Ancient grains are making a big comeback, they bring variety, culture and nutrition to the dining table. Barley, Amaranth, Kamut, Farro, Teff, Quinoa all are ancient grains and are gaining popularity all over the world. Now you can find ancient grains incorporated in several products around the store, including cereal, pasta, chips, breads and snack bars. According to figures released by the US Whole Grains Council, sales of kamut rose 686% in the year from July 2013, while sales of spelt rose by 363% and amaranth by 123%. Ancient grains are certainly more nutritious than refined grain products. But healthy whole grains need not be exotic.
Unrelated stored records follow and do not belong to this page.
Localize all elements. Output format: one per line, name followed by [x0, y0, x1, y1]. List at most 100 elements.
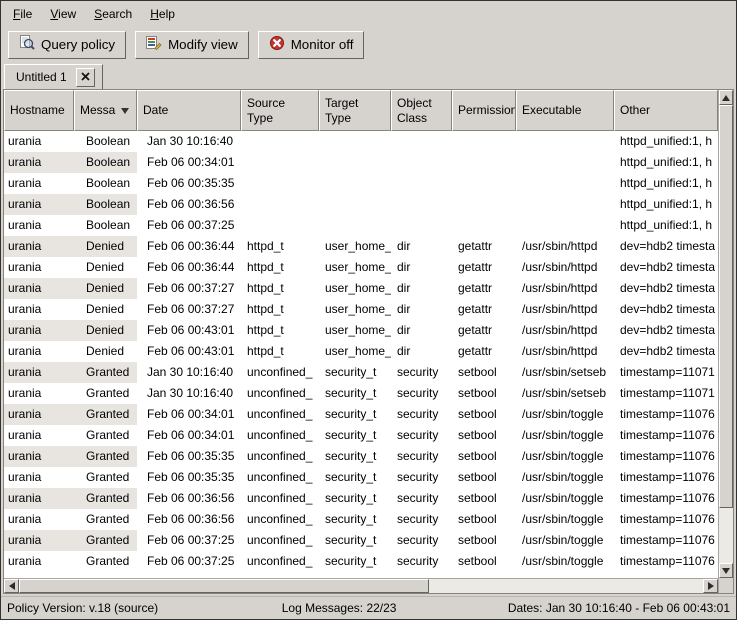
- tab-untitled-1[interactable]: Untitled 1: [4, 64, 103, 89]
- column-label: Permission: [458, 103, 516, 118]
- cell-message: Boolean: [74, 131, 137, 152]
- cell-other: timestamp=11076: [614, 467, 718, 488]
- log-messages-status: Log Messages: 22/23: [282, 601, 456, 615]
- cell-permission: getattr: [452, 299, 516, 320]
- table-row[interactable]: urania Granted Feb 06 00:37:25 unconfine…: [4, 551, 718, 572]
- table-row[interactable]: urania Granted Feb 06 00:36:56 unconfine…: [4, 488, 718, 509]
- cell-executable: /usr/sbin/httpd: [516, 341, 614, 362]
- tab-close-button[interactable]: [76, 68, 95, 87]
- table-row[interactable]: urania Boolean Feb 06 00:36:56 httpd_uni…: [4, 194, 718, 215]
- table-row[interactable]: urania Boolean Jan 30 10:16:40 httpd_uni…: [4, 131, 718, 152]
- cell-source-type: [241, 152, 319, 173]
- column-header-target-type[interactable]: Target Type: [319, 90, 391, 131]
- menu-file[interactable]: File: [4, 3, 41, 25]
- table-row[interactable]: urania Denied Feb 06 00:36:44 httpd_t us…: [4, 257, 718, 278]
- scroll-up-button[interactable]: [719, 90, 733, 105]
- menu-view-rest: iew: [58, 7, 76, 21]
- cell-executable: /usr/sbin/setseb: [516, 383, 614, 404]
- column-header-hostname[interactable]: Hostname: [4, 90, 74, 131]
- cell-date: Feb 06 00:43:01: [137, 341, 241, 362]
- cell-permission: setbool: [452, 530, 516, 551]
- table-row[interactable]: urania Granted Feb 06 00:34:01 unconfine…: [4, 404, 718, 425]
- cell-date: Feb 06 00:36:56: [137, 488, 241, 509]
- horizontal-scroll-track[interactable]: [19, 579, 703, 593]
- menu-help[interactable]: Help: [141, 3, 184, 25]
- cell-date: Jan 30 10:16:40: [137, 131, 241, 152]
- column-header-source-type[interactable]: Source Type: [241, 90, 319, 131]
- cell-target-type: [319, 131, 391, 152]
- table-row[interactable]: urania Granted Feb 06 00:34:01 unconfine…: [4, 425, 718, 446]
- cell-object-class: dir: [391, 299, 452, 320]
- table-row[interactable]: urania Granted Feb 06 00:35:35 unconfine…: [4, 467, 718, 488]
- monitor-off-button[interactable]: Monitor off: [258, 31, 365, 59]
- vertical-scroll-track[interactable]: [719, 105, 733, 563]
- menu-search[interactable]: Search: [85, 3, 141, 25]
- column-header-object-class[interactable]: Object Class: [391, 90, 452, 131]
- scroll-right-button[interactable]: [703, 579, 718, 593]
- cell-executable: /usr/sbin/httpd: [516, 278, 614, 299]
- column-header-date[interactable]: Date: [137, 90, 241, 131]
- column-header-other[interactable]: Other: [614, 90, 718, 131]
- cell-target-type: user_home_: [319, 320, 391, 341]
- horizontal-scrollbar[interactable]: [4, 578, 718, 593]
- triangle-right-icon: [708, 582, 714, 590]
- cell-object-class: security: [391, 362, 452, 383]
- cell-date: Feb 06 00:36:44: [137, 257, 241, 278]
- table-row[interactable]: urania Granted Feb 06 00:35:35 unconfine…: [4, 446, 718, 467]
- cell-object-class: security: [391, 530, 452, 551]
- table-row[interactable]: urania Granted Feb 06 00:37:25 unconfine…: [4, 530, 718, 551]
- table-row[interactable]: urania Granted Jan 30 10:16:40 unconfine…: [4, 362, 718, 383]
- modify-view-button[interactable]: Modify view: [135, 31, 249, 59]
- cell-source-type: unconfined_: [241, 446, 319, 467]
- cell-message: Boolean: [74, 215, 137, 236]
- scroll-left-button[interactable]: [4, 579, 19, 593]
- table-row[interactable]: urania Denied Feb 06 00:37:27 httpd_t us…: [4, 299, 718, 320]
- column-header-permission[interactable]: Permission: [452, 90, 516, 131]
- cell-executable: [516, 152, 614, 173]
- triangle-down-icon: [722, 568, 730, 574]
- table-row[interactable]: urania Boolean Feb 06 00:34:01 httpd_uni…: [4, 152, 718, 173]
- cell-other: dev=hdb2 timesta: [614, 299, 718, 320]
- table-row[interactable]: urania Denied Feb 06 00:43:01 httpd_t us…: [4, 320, 718, 341]
- cell-message: Granted: [74, 362, 137, 383]
- cell-message: Granted: [74, 425, 137, 446]
- cell-permission: [452, 131, 516, 152]
- sort-desc-icon: [121, 108, 129, 114]
- column-header-message[interactable]: Messa: [74, 90, 137, 131]
- vertical-scroll-thumb[interactable]: [719, 105, 733, 508]
- column-header-executable[interactable]: Executable: [516, 90, 614, 131]
- table-row[interactable]: urania Boolean Feb 06 00:35:35 httpd_uni…: [4, 173, 718, 194]
- query-policy-button[interactable]: Query policy: [8, 31, 126, 59]
- vertical-scrollbar[interactable]: [718, 90, 733, 593]
- table-row[interactable]: urania Denied Feb 06 00:36:44 httpd_t us…: [4, 236, 718, 257]
- cell-target-type: security_t: [319, 404, 391, 425]
- menu-view[interactable]: View: [41, 3, 85, 25]
- seaudit-window: File View Search Help Query policy: [0, 0, 737, 620]
- cell-object-class: [391, 194, 452, 215]
- cell-message: Denied: [74, 278, 137, 299]
- cell-target-type: user_home_: [319, 257, 391, 278]
- cell-executable: /usr/sbin/httpd: [516, 236, 614, 257]
- cell-hostname: urania: [4, 173, 74, 194]
- table-row[interactable]: urania Boolean Feb 06 00:37:25 httpd_uni…: [4, 215, 718, 236]
- table-row[interactable]: urania Denied Feb 06 00:37:27 httpd_t us…: [4, 278, 718, 299]
- scroll-down-button[interactable]: [719, 563, 733, 578]
- cell-object-class: [391, 131, 452, 152]
- cell-message: Granted: [74, 383, 137, 404]
- table-row[interactable]: urania Granted Jan 30 10:16:40 unconfine…: [4, 383, 718, 404]
- cell-message: Granted: [74, 530, 137, 551]
- cell-permission: setbool: [452, 488, 516, 509]
- cell-target-type: security_t: [319, 488, 391, 509]
- table-row[interactable]: urania Granted Feb 06 00:36:56 unconfine…: [4, 509, 718, 530]
- cell-other: timestamp=11076: [614, 446, 718, 467]
- cell-object-class: security: [391, 404, 452, 425]
- cell-message: Denied: [74, 299, 137, 320]
- close-icon: [81, 70, 90, 84]
- cell-other: httpd_unified:1, h: [614, 152, 718, 173]
- cell-date: Feb 06 00:36:56: [137, 194, 241, 215]
- table-row[interactable]: urania Denied Feb 06 00:43:01 httpd_t us…: [4, 341, 718, 362]
- cell-object-class: [391, 173, 452, 194]
- cell-other: dev=hdb2 timesta: [614, 278, 718, 299]
- horizontal-scroll-thumb[interactable]: [19, 579, 429, 593]
- cell-hostname: urania: [4, 299, 74, 320]
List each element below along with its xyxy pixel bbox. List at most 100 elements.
Common foods like brown rice, whole grain pasta, oatmeal, popcorn, and whole wheat bread offer the same whole grain goodness, and often at lower price points. Some of the ancients grains are as follows:-
- Barley. Barley is a cereal grain that can substitute for rice in many recipes. You can cook it on top of the stove, or in the oven, a rice cooker, covered casserole dish, or slow cooker. It has a slightly nutty taste and adds texture and flavor to soups, stews, salads and side dishes.
- Teff. Teff is super nutritious food, most famous for the high fiber and calcium content and it is also a good source of iron. Just one quarter cup of dry (uncooked) teff has 4 grams of fiber—about 16 percent of your daily value; the calcium content comes in at about 10 percent and iron at about 20 percent. Teff is also high in what’s known as “resistant starch.” As the Whole Grain Council explains, resistant starch is, “a newly-discovered type of dietary fiber that can benefit blood-sugar management, weight control and colon health. It’s estimated that 20-40 percent of the carbohydrates in teff are resistant starches.
- Sorgum. Sorghum is an ancient grain that is a whole grain, and is gluten-free. It remains a staple food in Africa, India and parts of the Middle East and is becoming more popular here. Sorghum has a chewy texture and works well in pilafs and cold salads. If you’re in a snacking mood, you can pop sorghum like popcorn for a healthful, high fiber snack.
- Amaranth. This tiny grain is actually not a grain at all. It resembles grains in nutrition and use, but does not belong to the grain family botanically. This gluten-free seed is a complete protein. Amaranth is perfect for hot cereals, polenta and quick breads. Fun fact: Amaranth can be popped like corn and is often sold this way in South America.
- Quinoa. Quinoa is another “pseudo-grain” native to South America. It is a great substitute for rice or pasta, works well in salads and makes a great hot cereal. It’s also quick-cooking, taking only 10 to 15 minutes to prepare. Like amaranth, quinoa is naturally gluten-free and a complete protein. Quinoa should be rinsed before cooking to remove a bitter residue that occurs naturally on the plant.